How do I amend/update my Living Trust/Estate Planning Documents?

An unexpected death of a beneficiary, a change of heart as to who should handle your financial, personal or medical affairs, or a change in the law should trigger a re-evaluation of your Estate Plan. Changes in the law that may impact your particular Estate Plan vary – those changes are, however, infrequent and few if any amendments to a Living Trust are usually required after it is signed. Recent changes in the law which should be discussed with an estate planning attorney of your choosing include: Replacement of the old “Durable Power of Attorney for Healthcare” with an Advance Healthcare Directive. A Healthcare Power of Attorney executed after 1982 may still be effective, but the new, more comprehensive Advance Healthcare Directive has many more provisions permitting you to control when, for example, life support is used, or not used if you become seriously ill.

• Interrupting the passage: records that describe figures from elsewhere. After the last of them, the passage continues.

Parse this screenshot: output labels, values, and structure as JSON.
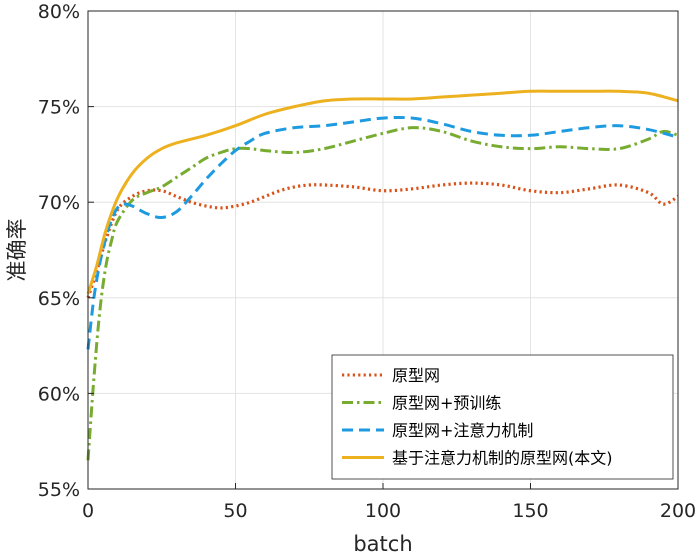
{
  "chart_data": {
    "type": "line",
    "xlabel": "batch",
    "ylabel": "准确率",
    "xlim": [
      0,
      200
    ],
    "ylim": [
      55,
      80
    ],
    "xticks": [
      0,
      50,
      100,
      150,
      200
    ],
    "yticks": [
      55,
      60,
      65,
      70,
      75,
      80
    ],
    "ytick_labels": [
      "55%",
      "60%",
      "65%",
      "70%",
      "75%",
      "80%"
    ],
    "grid": true,
    "legend_position": "bottom-right",
    "series": [
      {
        "name": "原型网",
        "color": "#D95319",
        "dash": "dotted",
        "x": [
          0,
          3,
          6,
          10,
          15,
          20,
          25,
          30,
          35,
          40,
          45,
          50,
          55,
          60,
          65,
          70,
          75,
          80,
          90,
          100,
          110,
          120,
          130,
          140,
          150,
          160,
          170,
          180,
          190,
          195,
          200
        ],
        "y": [
          65.0,
          66.4,
          68.0,
          69.6,
          70.3,
          70.6,
          70.6,
          70.3,
          70.0,
          69.8,
          69.7,
          69.8,
          70.0,
          70.3,
          70.6,
          70.8,
          70.9,
          70.9,
          70.8,
          70.6,
          70.7,
          70.9,
          71.0,
          70.9,
          70.6,
          70.5,
          70.7,
          70.9,
          70.5,
          69.9,
          70.3
        ]
      },
      {
        "name": "原型网+预训练",
        "color": "#77AC30",
        "dash": "dashdot",
        "x": [
          0,
          2,
          4,
          6,
          8,
          10,
          15,
          20,
          25,
          30,
          35,
          40,
          45,
          50,
          55,
          60,
          70,
          80,
          90,
          100,
          110,
          120,
          130,
          140,
          150,
          160,
          170,
          180,
          190,
          195,
          200
        ],
        "y": [
          56.5,
          60.8,
          64.3,
          66.6,
          68.0,
          69.0,
          70.1,
          70.5,
          70.8,
          71.3,
          71.8,
          72.3,
          72.6,
          72.8,
          72.8,
          72.7,
          72.6,
          72.8,
          73.2,
          73.6,
          73.9,
          73.7,
          73.2,
          72.9,
          72.8,
          72.9,
          72.8,
          72.8,
          73.3,
          73.7,
          73.5
        ]
      },
      {
        "name": "原型网+注意力机制",
        "color": "#1E9BE0",
        "dash": "dashed",
        "x": [
          0,
          2,
          4,
          6,
          8,
          10,
          12,
          15,
          20,
          25,
          30,
          35,
          40,
          45,
          50,
          55,
          60,
          70,
          80,
          90,
          100,
          110,
          120,
          130,
          140,
          150,
          160,
          170,
          180,
          190,
          200
        ],
        "y": [
          62.3,
          65.0,
          66.8,
          68.1,
          69.1,
          69.7,
          69.9,
          69.8,
          69.4,
          69.2,
          69.5,
          70.3,
          71.2,
          72.0,
          72.7,
          73.2,
          73.6,
          73.9,
          74.0,
          74.2,
          74.4,
          74.4,
          74.1,
          73.7,
          73.5,
          73.5,
          73.7,
          73.9,
          74.0,
          73.8,
          73.4
        ]
      },
      {
        "name": "基于注意力机制的原型网(本文)",
        "color": "#EDB120",
        "dash": "solid",
        "x": [
          0,
          3,
          6,
          10,
          15,
          20,
          25,
          30,
          40,
          50,
          60,
          70,
          80,
          90,
          100,
          110,
          120,
          130,
          140,
          150,
          160,
          170,
          180,
          190,
          200
        ],
        "y": [
          65.2,
          66.7,
          68.5,
          70.2,
          71.5,
          72.3,
          72.8,
          73.1,
          73.5,
          74.0,
          74.6,
          75.0,
          75.3,
          75.4,
          75.4,
          75.4,
          75.5,
          75.6,
          75.7,
          75.8,
          75.8,
          75.8,
          75.8,
          75.7,
          75.3
        ]
      }
    ]
  }
}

A more recent in the law occurred in 2009 when the California Legislature passed a new set of rules controlling No Contest clauses in Estate Planning Documents. Formerly, a simple one to two paragraph clause which simply left nothing to anyone who contested your wishes, would suffice. Now one needs to be replace that with a much more comprehensive provision taking into account a new law which allows the Court to determine that a challenge to your Trust was made in “good faith” and therefore does not result in a loss of a challenging party’s inheritance or gift in your Will or Trust.

What are the most important things I need to know about a Living Trust?

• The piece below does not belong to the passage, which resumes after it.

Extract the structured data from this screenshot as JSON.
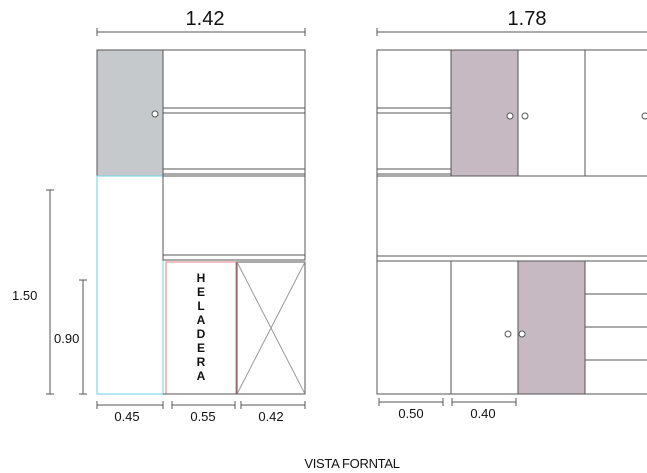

A properly prepared Living Trust will avoid Probate, a long, expensive, public case to settle my affairs/distribute my assets. A heavy percentage of Living Trusts prepared do not accomplish that goal, usually because assets are not properly funded into the Trust and the client does not have a working knowledge of how to use their Trust,

Never have an important legal document such as a Living Trust prepared by a non-attorney, and certainly not by a non-attorney (usually through a seminar) who is a life insurance or annuity salesman -their primary motivation is to sell you an investment plan through their office.

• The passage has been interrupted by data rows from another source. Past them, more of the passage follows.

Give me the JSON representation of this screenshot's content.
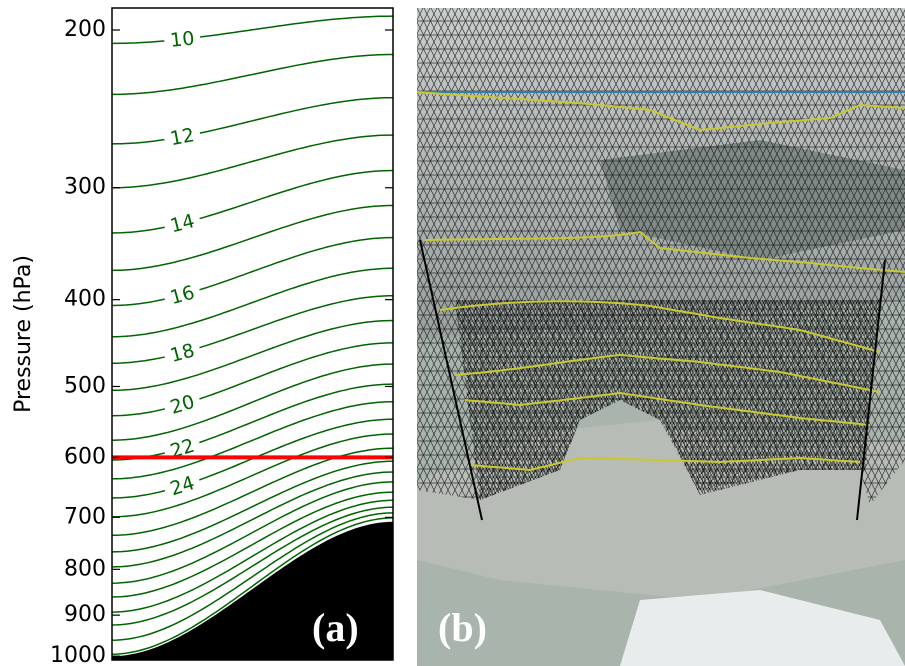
{
  "chart_data": {
    "type": "line",
    "ylabel": "Pressure (hPa)",
    "ylim": [
      189,
      1010
    ],
    "log_y": true,
    "y_inverted": true,
    "yticks": [
      200,
      300,
      400,
      500,
      600,
      700,
      800,
      900,
      1000
    ],
    "color": "#006400",
    "lines": {
      "p_left": [
        207,
        236,
        268,
        300,
        337,
        371,
        406,
        440,
        471,
        505,
        539,
        574,
        604,
        634,
        666,
        699,
        733,
        765,
        795,
        829,
        859,
        893,
        923,
        960,
        995
      ],
      "p_right": [
        193,
        213,
        238,
        262,
        287,
        314,
        341,
        369,
        396,
        422,
        447,
        472,
        497,
        520,
        544,
        565,
        586,
        606,
        623,
        639,
        656,
        670,
        682,
        692,
        701
      ]
    },
    "contour_labels": [
      10,
      12,
      14,
      16,
      18,
      20,
      22,
      24
    ],
    "surface": {
      "p_left": 1000,
      "p_right": 708,
      "color": "#000000"
    },
    "highlight": {
      "value": 600,
      "color": "#ff0000"
    },
    "panel_label": "(a)"
  },
  "panel_b": {
    "label": "(b)"
  }
}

What documents do I need to gather in order to start preparation of a Living Trust Estate Plan?

• A Deed to any property/land you own
• A Property Tax Bill for any real property/land you own
• The name, address and phone number for a first, second, and third choice Executor/Successor Trustee/financial care agent
• The name, address and phone number for a first, second, and third choice Healthcare Agent to handle any medical decisions you are unable to handle yourself
• A copy of your Mortgage Loan Statement for your residence (as formal notice is required to be given to your mortgage lender when you transfer your home into your Trust)
• Have a general outline of where you wish to have your estate distributed upon your death

What is involved in administering a Living Trust after death?

A Living Trust Estate Plan is private (not a public court case), out of court and fairly inexpensive process to follow. Depending upon the nature of your estate, the complexity of assets in your Trust, whether you have outstanding creditors (bills due at your death), and whether anyone has legal grounds for challenging your Living Trust Estate Plan, the costs vary. You typically pay for such services on an hourly basis.